Wednesday, April 23, 2008

Molasses Walnut Mini Loaves


This morning, my two little charges requested homemade bread for dinner. I'm not sure if they want homemade bread because they want to eat it, or if they simply just want to play around with the dough. I'm happy to indulge either activity. Mostly, I'm hopeful that they will have memories of kneading and stretching in the kitchen with their mother and that will help them forget the times when I am a frazzled housefrau. Bread baking doesn't require an immense amount of labor, but you do have to be around the house at the right moments.
Incidentally, this is isn't any old homemade bread. It's rich with molasses, studded with walnuts, and hearty with oats and whole wheat. If you are baking a special type of bread, like this one, you will be paying about a fourth of what you'd pay at the bakery. Today I'm baking the loaves in 6 disposable miniature loaf pans. Despite their "disposable" convenience, I reuse them over and over again. Making mini loaves means that we can share our healthful bread with the neighbors. If I've timed it right, we'll have hot homemade bread to eat with out supper tonight.
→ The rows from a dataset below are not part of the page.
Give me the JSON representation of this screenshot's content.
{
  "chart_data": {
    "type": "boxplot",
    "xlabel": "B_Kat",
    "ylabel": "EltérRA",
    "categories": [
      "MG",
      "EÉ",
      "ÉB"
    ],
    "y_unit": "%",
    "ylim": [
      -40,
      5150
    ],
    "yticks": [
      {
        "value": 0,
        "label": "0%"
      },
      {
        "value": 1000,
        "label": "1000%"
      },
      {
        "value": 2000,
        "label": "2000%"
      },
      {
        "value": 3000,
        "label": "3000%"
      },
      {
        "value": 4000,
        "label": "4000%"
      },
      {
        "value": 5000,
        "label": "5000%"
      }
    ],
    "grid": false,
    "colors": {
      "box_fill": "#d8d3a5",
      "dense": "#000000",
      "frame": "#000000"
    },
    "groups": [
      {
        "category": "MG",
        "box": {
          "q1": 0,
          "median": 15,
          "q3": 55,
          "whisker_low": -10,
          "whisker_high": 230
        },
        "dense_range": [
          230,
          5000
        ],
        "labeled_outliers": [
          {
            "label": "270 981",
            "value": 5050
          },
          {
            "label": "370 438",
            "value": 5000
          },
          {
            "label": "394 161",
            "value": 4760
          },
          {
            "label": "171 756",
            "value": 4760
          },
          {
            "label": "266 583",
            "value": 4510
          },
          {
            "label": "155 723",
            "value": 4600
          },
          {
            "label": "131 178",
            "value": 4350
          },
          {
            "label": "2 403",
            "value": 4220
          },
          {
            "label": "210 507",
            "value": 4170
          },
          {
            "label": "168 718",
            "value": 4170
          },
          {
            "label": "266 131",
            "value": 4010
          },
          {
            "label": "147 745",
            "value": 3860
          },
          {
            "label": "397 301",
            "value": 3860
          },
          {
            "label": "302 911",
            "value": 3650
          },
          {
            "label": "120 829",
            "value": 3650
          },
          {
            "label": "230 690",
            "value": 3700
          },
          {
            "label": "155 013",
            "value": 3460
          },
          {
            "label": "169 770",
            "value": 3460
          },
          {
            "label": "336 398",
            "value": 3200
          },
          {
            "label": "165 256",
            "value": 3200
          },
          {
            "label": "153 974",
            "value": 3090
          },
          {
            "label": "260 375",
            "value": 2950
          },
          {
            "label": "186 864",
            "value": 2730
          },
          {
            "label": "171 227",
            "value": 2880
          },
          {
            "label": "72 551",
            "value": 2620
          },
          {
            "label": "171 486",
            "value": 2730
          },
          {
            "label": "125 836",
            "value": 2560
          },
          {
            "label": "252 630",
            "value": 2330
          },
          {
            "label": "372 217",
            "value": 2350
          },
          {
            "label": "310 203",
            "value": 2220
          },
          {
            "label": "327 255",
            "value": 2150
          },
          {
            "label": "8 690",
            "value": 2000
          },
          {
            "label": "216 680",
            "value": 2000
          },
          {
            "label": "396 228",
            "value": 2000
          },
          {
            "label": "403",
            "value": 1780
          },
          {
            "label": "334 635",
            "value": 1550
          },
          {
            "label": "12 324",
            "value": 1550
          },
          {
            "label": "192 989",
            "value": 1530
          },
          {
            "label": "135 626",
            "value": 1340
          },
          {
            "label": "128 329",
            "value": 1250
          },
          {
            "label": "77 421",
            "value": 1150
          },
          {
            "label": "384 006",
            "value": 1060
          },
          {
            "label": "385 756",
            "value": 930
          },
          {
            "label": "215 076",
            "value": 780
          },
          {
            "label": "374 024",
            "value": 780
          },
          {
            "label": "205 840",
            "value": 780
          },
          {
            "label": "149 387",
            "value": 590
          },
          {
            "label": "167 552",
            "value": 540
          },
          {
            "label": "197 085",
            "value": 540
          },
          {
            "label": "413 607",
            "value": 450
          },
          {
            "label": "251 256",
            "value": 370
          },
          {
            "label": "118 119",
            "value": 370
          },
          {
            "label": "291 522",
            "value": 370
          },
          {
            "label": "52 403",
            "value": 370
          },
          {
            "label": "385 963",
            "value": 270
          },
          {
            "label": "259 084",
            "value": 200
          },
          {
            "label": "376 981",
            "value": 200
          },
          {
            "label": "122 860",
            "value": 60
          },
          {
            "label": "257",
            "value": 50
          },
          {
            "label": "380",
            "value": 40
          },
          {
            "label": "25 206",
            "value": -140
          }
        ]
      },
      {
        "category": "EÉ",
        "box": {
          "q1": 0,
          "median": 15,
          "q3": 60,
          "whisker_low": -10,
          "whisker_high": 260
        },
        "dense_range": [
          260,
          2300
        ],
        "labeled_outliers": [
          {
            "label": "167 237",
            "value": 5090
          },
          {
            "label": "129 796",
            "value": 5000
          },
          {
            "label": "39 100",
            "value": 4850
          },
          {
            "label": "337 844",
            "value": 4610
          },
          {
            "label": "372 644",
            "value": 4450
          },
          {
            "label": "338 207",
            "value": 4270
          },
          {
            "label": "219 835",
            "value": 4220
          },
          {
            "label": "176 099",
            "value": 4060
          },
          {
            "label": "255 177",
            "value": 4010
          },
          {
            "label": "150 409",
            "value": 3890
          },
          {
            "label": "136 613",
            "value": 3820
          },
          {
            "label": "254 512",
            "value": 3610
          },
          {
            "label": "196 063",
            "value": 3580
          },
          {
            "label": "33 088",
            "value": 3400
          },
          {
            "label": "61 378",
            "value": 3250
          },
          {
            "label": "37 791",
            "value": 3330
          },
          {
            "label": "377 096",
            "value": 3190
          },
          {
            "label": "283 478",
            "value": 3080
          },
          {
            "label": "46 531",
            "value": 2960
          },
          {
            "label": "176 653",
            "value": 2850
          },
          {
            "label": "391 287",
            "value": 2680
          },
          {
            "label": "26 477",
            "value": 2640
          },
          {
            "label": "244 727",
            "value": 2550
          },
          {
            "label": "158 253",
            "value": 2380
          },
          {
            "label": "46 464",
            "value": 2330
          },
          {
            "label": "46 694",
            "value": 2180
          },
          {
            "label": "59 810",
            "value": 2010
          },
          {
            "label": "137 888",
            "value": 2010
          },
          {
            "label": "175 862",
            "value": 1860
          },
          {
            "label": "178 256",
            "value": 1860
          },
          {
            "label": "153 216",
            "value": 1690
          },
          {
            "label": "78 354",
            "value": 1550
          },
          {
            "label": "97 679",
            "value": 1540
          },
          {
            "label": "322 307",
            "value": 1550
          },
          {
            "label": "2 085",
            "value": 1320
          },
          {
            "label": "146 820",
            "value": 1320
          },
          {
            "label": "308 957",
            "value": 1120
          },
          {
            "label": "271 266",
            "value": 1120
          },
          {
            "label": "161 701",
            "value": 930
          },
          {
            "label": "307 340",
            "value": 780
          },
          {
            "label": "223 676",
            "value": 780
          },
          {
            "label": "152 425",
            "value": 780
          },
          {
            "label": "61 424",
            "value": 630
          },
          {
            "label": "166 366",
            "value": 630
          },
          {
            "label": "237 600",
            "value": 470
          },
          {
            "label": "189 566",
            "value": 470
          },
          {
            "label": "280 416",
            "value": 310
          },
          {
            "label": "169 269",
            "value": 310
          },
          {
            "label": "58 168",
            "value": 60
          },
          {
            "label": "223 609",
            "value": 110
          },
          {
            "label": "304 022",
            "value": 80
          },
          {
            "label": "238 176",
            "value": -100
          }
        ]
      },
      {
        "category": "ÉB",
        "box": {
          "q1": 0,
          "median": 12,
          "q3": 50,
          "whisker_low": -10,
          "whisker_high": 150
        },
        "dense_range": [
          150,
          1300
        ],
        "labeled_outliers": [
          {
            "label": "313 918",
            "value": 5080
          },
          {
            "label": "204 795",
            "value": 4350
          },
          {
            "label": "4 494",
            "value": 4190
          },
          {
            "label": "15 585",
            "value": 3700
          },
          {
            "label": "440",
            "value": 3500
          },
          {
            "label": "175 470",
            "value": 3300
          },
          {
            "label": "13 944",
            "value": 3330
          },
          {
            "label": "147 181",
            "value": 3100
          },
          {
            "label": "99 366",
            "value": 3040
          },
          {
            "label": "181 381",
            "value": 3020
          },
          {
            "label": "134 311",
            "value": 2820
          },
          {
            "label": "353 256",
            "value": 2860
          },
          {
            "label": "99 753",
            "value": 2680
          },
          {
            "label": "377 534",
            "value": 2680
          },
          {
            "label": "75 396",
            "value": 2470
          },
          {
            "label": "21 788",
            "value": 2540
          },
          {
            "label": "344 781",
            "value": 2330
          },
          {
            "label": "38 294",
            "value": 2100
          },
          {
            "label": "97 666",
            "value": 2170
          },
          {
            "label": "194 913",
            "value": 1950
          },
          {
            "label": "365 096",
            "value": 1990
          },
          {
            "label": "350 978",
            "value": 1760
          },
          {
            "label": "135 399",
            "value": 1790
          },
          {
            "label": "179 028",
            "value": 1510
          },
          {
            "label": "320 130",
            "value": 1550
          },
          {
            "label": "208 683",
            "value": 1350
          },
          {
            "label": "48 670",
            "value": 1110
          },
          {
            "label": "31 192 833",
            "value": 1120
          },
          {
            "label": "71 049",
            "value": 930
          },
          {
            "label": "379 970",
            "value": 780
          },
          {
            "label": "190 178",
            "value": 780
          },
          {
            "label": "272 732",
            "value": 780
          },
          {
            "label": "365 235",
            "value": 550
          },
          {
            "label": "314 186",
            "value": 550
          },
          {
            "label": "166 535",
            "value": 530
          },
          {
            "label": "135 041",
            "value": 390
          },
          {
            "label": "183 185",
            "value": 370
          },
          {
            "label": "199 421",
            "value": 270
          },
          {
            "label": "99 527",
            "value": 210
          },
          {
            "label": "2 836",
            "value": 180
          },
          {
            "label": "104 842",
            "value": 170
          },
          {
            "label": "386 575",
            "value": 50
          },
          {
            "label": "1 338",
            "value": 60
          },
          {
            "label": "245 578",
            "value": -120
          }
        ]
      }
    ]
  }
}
Molasses Walnut Whole Wheat Mini Loaves
Estimated Cost per 6 mini loaves: $2.75
1 cup boiling water
1 cup old fashioned oats
1 tablespoon butter
1 and 1/2 teaspoons salt
1/2 cup molasses
2 and 1/4 teaspoons active rise yeast
1/2 cup very warm water
2 and 1/2 cups whole wheat flour
2 cups all purpose flour, plus more as needed
1 cup chopped walnuts
a bit of butter and oats for the tops of the loaves

In a large bowl, combine water, oats, butter, salt, and molasses. Stir and set aside until warm, about 30 minutes. In a separate small bowl, proof yeast with water. (Basically, mix the two together and make sure the yeast has risen significantly after ten minutes. You can throw in a pinch of sugar for good measure.) Add yeast mixture, and flour a little at a time to molasses mixture. A free stand mixer with a dough hook is handy here, but not necessary. If you're making the bread by hand, stir in as much flour as you can, then remove the dough to a board and knead in the additional flour to form a smooth dough. When the dough is still slightly sticky, add in the walnuts. (I usually separate the dough at this point into two separate batches, since my children aren't nuts about nuts and I am. Oh, yes I am.)
Place the dough in a bowl, cover with saran wrap and let rise until doubled, about 1 and 1/2 hours. Punch down dough, transfer to 6 lightly greased miniature loaf pans. (You can use 2 standard sized loaf pans; bake for one hour.) Let rise, covered for 45 minutes. Preheat oven to 350 degrees. Bake loaves for 25-30 minutes. Let cool for 10 minutes and remove from pans. Brush the loaves with butter and sprinkle with a bit of oats. This bread is at it's best warm with butter and honey.

2 comments:

kristen said...

I don't know if you will ever receive this comment, but I just made this bread dough and it seems SUPER dry, the mixer won't even catch all of the flour. Did I miss something, is there supposed to be more liquid?